In this study, data of biomass production of yarrowia lipolytica yeasts regarding 41 different input variables are collected. Those data are categorized in 3 classes. High, low and medium, which contains first interquartile, third interquartile and the rest, respectively.
Most important inputs are analyzed before proceeding to Matlab calculations and compared with the results.
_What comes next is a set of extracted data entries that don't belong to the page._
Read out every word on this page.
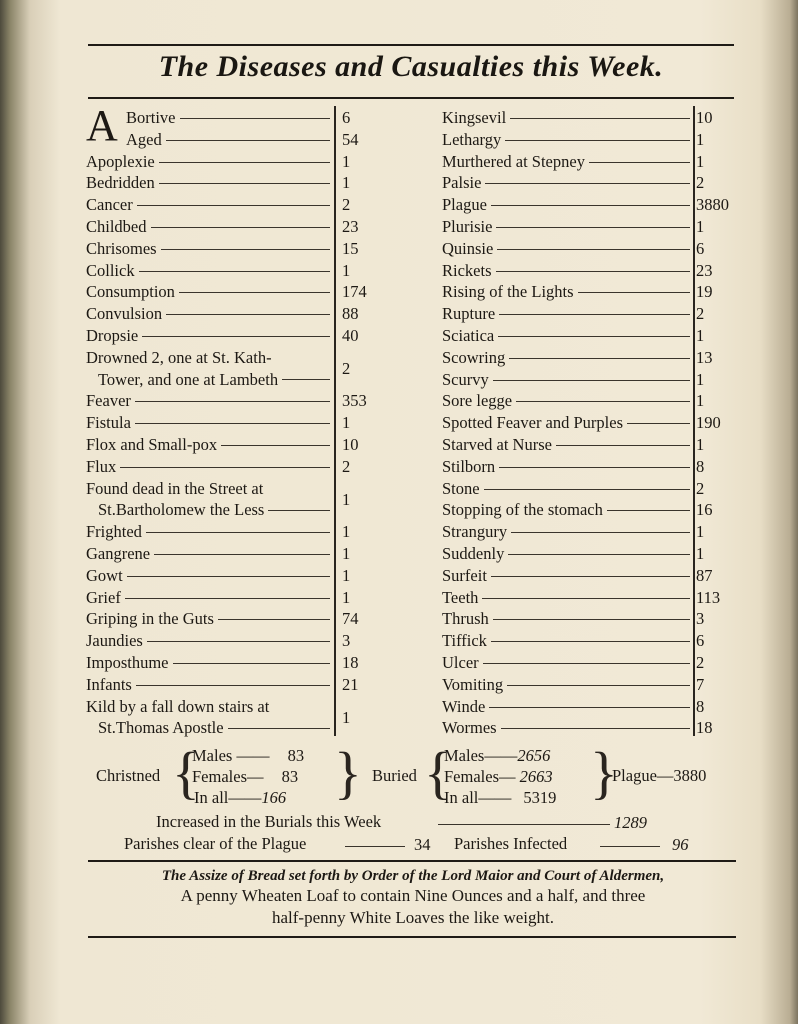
The Diseases and Casualties this Week.
A Bortive	6
Aged	54
Apoplexie	1
Bedridden	1
Cancer	2
Childbed	23
Chrisomes	15
Collick	1
Consumption	174
Convulsion	88
Dropsie	40
Drowned 2, one at St. Kath-
Tower, and one at Lambeth
2
Feaver	353
Fistula	1
Flox and Small-pox	10
Flux	2
Found dead in the Street at
St.Bartholomew the Less
1
Frighted	1
Gangrene	1
Gowt	1
Grief	1
Griping in the Guts	74
Jaundies	3
Imposthume	18
Infants	21
Kild by a fall down stairs at
St.Thomas Apostle
1
Kingsevil	10
Lethargy	1
Murthered at Stepney	1
Palsie	2
Plague	3880
Plurisie	1
Quinsie	6
Rickets	23
Rising of the Lights	19
Rupture	2
Sciatica	1
Scowring	13
Scurvy	1
Sore legge	1
Spotted Feaver and Purples	190
Starved at Nurse	1
Stilborn	8
Stone	2
Stopping of the stomach	16
Strangury	1
Suddenly	1
Surfeit	87
Teeth	113
Thrush	3
Tiffick	6
Ulcer	2
Vomiting	7
Winde	8
Wormes	18
Christned {
Males —— 83
Females— 83
In all——166 } Buried {
Males——2656
Females— 2663
In all—— 5319 }
Plague—3880
Increased in the Burials this Week	1289
Parishes clear of the Plague	34 Parishes Infected	96
The Assize of Bread set forth by Order of the Lord Maior and Court of Aldermen,
A penny Wheaten Loaf to contain Nine Ounces and a half, and three
half-penny White Loaves the like weight.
Those data are exercised through Matlab and fit into a decision tree model. Best conditions for high biomass production are identified as, fermenter speed must be greater than 192 rpm, Time must be greater than 38 hours Strain type should not be SM7, otherwise time must be greater than 57 hours. Resulting biomass will be greater than 18.4 g/L, which is categorized as high.
Pre-analysis of input importance are proved by decision tree model and input importance graph.
High accuracies are obtained in confusion matrix. However, those values are expected to be lower in real life. This overestimation can be prevented by choosing data to test/train article by article, instead choosing randomly among them.
Before proceeding to MATLAB results, inputs are analyzed through MS Excel and most probably important ones are determined. Box&Whisker Graphs for those mentioned above are given below.
Outputs were also analyzed and shown below.
2/3 of the collected data are exercised in data training, whereas rest is exercised in testing. Resulting tree had 27 branches. However, after analyzing the error vs testing and training graph, optimum tree is decided to have 23 branches.
The necessary condition to decide optimum tree is to identify minimum error in testing. The reason is, as number of leaves increases, overlearning starts in data training. Which results in lowering the train error. However, error in testing expected to decay, then increase. As a result, minimum point of testing error has to be chosen as optimum tree.
23 branches are the optimum number of leaves in tree model, which can be seen from Figure 3.5.
Optimum tree is calculated by using the Matlab script “YeastDecTree” and shown below.
It can be observed that, expected key inputs appeared in decision tree alongside with time.
An analysis on significance of inputs are performed in Matlab by using the script “inputimportance” and shown below.
Lastly, confusion matrix is constructed in order to find out the accuracies of the results. This matrix is constructed by using Matlab script “confusionmat”.
As conclusion, even though number of data are relatively low, they fit into a model and give meaningful results. Moreover, 6 input out of 41 are realized to be very important compared to the rest, which can be observed in figure 3.7. Time is the most important input since the collected data are non-steady state and samples are collected in batch mode of operation.
By considering figure 3.8., best conditions to obtain high biomass are, Fermenter speed must be greater than 192 rpm, Time must be greater than 38 hours Strain type should not be SM7, otherwise time must be greater than 57 hours. Resulting biomass will be greater than 18.4 g/L, which is categorized as high.
There might be some overprediction in testing accuracy, which may be lower in real life. This overestimation can be prevented by choosing data article by article, instead using random matrices.
Pre-Analysis of importance of inputs is proved by figure 3.6&3.7. As identified in pre analysis, most important parameter such that, time, fermenter volume, mixing speed, seed growth medium type etc. are appeared in decision tree and input importance graphs.
Clone this git repository by using the command:
git clone https://github.com/dberkerdem/yeast_decision_tree.git
This project is available in .m extension, can be used with MATLAB. Run YeastDecTree.m script.